We plugged our camper in last night for the first time at Long Jetti... this is good to do because the fridge runs on batteries that recharge better when plugged in and the microwave, toaster, etc don't work unless you're plugged in. The campground was nice, it was along an inlet of water. The next day we got a late start and then went to the ranger station / info center at a small, quaint town called Hawks Nest. Once again we asked about swimming and were told that the sharks will eat you! The ranger said he saw a shark the day before-- a white. Then We set out for Myall Natinal Park on the coast. The forest was beautiful, but the roads are different from our park roads. They are very narrow and no lines down the road. A dirt road here is called an "unsealed" road and asphalt is referred to as "tarmac". Lots of the words are different as well as many of the spellings. When you walk into a place, they usually say "how ya goin?" and "cheers" instead of thanks
. Also instead of deer crossing signs at various points in the road, there are signs that have a picture of a koala bear or a wombat or more commonly a kangaroo and they say something like "koala 5km". A lot of the cars and nearly all of the trucks here have a special reinforced front bumber to protect the car from damage when they hit kangaroos in the road.
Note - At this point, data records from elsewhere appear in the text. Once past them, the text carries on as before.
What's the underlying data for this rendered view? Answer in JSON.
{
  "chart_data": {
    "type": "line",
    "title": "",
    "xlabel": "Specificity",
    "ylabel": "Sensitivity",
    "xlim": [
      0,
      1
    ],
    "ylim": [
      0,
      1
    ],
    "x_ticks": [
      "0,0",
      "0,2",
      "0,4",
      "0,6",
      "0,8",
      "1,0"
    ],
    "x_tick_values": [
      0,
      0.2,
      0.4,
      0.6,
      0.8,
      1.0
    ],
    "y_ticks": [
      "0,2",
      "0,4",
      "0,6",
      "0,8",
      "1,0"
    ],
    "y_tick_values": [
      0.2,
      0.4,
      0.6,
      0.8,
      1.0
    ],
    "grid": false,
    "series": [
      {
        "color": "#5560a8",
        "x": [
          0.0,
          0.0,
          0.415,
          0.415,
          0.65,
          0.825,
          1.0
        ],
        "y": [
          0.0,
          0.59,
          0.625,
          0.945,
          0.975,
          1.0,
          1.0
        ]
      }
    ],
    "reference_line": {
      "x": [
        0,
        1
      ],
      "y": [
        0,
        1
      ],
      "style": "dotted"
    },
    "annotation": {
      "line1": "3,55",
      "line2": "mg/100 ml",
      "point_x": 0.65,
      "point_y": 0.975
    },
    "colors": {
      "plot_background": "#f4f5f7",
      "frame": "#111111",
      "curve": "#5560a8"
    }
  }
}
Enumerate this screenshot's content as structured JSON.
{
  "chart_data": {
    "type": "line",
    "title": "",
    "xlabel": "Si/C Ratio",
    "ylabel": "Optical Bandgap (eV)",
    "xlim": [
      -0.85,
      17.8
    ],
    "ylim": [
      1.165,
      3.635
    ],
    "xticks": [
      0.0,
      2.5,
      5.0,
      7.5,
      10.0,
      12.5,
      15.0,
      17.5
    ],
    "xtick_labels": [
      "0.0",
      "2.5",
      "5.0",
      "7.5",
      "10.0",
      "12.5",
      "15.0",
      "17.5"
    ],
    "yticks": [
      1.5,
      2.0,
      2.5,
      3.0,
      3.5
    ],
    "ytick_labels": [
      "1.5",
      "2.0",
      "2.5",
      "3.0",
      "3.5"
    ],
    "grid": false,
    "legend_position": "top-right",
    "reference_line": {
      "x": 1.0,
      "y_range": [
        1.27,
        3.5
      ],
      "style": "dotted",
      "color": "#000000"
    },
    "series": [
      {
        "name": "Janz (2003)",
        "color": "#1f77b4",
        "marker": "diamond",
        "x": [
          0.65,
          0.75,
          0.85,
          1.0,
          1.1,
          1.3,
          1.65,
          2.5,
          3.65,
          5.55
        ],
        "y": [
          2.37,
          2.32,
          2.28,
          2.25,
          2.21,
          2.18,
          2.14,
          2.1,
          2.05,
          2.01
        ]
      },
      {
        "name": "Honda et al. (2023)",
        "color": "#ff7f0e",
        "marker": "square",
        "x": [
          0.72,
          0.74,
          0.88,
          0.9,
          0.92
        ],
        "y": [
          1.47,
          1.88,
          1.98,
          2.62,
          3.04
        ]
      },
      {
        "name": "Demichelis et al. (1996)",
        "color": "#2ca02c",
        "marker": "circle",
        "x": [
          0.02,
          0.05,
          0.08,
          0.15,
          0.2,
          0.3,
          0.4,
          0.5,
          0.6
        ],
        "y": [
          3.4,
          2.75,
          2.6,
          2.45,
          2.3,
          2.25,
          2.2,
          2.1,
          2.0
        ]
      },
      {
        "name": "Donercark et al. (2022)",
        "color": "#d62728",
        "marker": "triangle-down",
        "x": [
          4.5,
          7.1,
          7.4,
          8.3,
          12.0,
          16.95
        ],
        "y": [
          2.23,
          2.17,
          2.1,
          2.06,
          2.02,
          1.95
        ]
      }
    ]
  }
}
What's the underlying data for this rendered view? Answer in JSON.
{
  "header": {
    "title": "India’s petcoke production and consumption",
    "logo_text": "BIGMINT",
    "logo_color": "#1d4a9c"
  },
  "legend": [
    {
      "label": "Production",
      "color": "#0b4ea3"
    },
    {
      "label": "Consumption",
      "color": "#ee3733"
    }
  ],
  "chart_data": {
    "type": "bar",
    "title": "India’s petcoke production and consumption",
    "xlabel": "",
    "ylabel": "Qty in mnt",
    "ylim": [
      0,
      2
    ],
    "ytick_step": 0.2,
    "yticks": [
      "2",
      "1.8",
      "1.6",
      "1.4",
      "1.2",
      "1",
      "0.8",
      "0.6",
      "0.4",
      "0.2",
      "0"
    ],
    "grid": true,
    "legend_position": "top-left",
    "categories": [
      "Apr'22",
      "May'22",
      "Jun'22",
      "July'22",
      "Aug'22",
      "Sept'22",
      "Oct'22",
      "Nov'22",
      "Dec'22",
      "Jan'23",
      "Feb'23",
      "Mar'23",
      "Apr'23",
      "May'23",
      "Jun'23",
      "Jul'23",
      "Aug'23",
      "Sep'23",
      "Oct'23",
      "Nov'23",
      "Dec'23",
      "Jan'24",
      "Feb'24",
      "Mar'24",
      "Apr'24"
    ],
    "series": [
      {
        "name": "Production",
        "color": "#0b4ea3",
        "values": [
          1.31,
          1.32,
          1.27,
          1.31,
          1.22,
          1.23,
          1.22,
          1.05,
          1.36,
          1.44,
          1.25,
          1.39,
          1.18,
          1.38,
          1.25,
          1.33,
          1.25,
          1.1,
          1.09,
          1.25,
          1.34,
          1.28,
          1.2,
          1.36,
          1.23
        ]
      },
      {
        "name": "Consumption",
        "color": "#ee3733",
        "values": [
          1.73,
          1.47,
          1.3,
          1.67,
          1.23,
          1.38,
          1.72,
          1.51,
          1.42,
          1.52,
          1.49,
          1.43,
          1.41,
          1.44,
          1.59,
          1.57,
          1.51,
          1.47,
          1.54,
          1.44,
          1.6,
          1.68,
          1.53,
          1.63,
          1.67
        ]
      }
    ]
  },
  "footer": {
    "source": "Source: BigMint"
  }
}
After driving thru the forest a bit, we stopped at Dark Point, Which is a big rock peninsula surrounded by sand dunes sticking out into the bay. This place was a ceramonial place for the aboriginals. It was a feasting place and a burial ground for the last 4000 years. The coast here is lined with golden sand dunds and unique flowers and grasses. What is so amazing about dark point is the pararamic views in all directions without being able to see any signs of development along the coast. Also the tall dunes seem out of place, like a desert in the middle of a normal coastline. The boys sprinted aross the sand to the large vertical walls of a dune and slid down the hillside. After making a few other stops in the national park, we got to a part where we needed to have a one-car ferry take us across a tiny patch of lake so we could get back on the Pacific Hwy and one our way. The "ferry" apparently only runs every half hour. We pulled up to it, expecting to drive right on, and instead the captain walks up to our car and says "boat leaves every half hour, and we've just came back from a trip (gesturing to the far shore which is literally a stone's throw away), so we'll see you in about a half our"
. Then he wanders off down a trail into the bush! What does he do for a half hour? Where does he go? Who is the 'we' that he refers to, does he believe that he has an invisible crew of little deck hands following him around? Either way, the liesurely pace is certainly different from our fast paced cultue. Another guy had summed it up well when he said to us, "no hurry folks, were in Australia!" As we continued to drive through the national park we saw our first wild kangroos. We took a piture, but could only see their glowing neon eyes because the camera doesn't work well in dim light. Apparently kangroos are highly efficient because they hop and this uses only a third of the energy a similar sized mammal would use. We have been forwarned not to drive at night because kangroos often jump out in the middle of the road at night and can total your car. A bit scary, the next day we saw a dead kanaroo in the middle of the highway and they are bigger than you would think.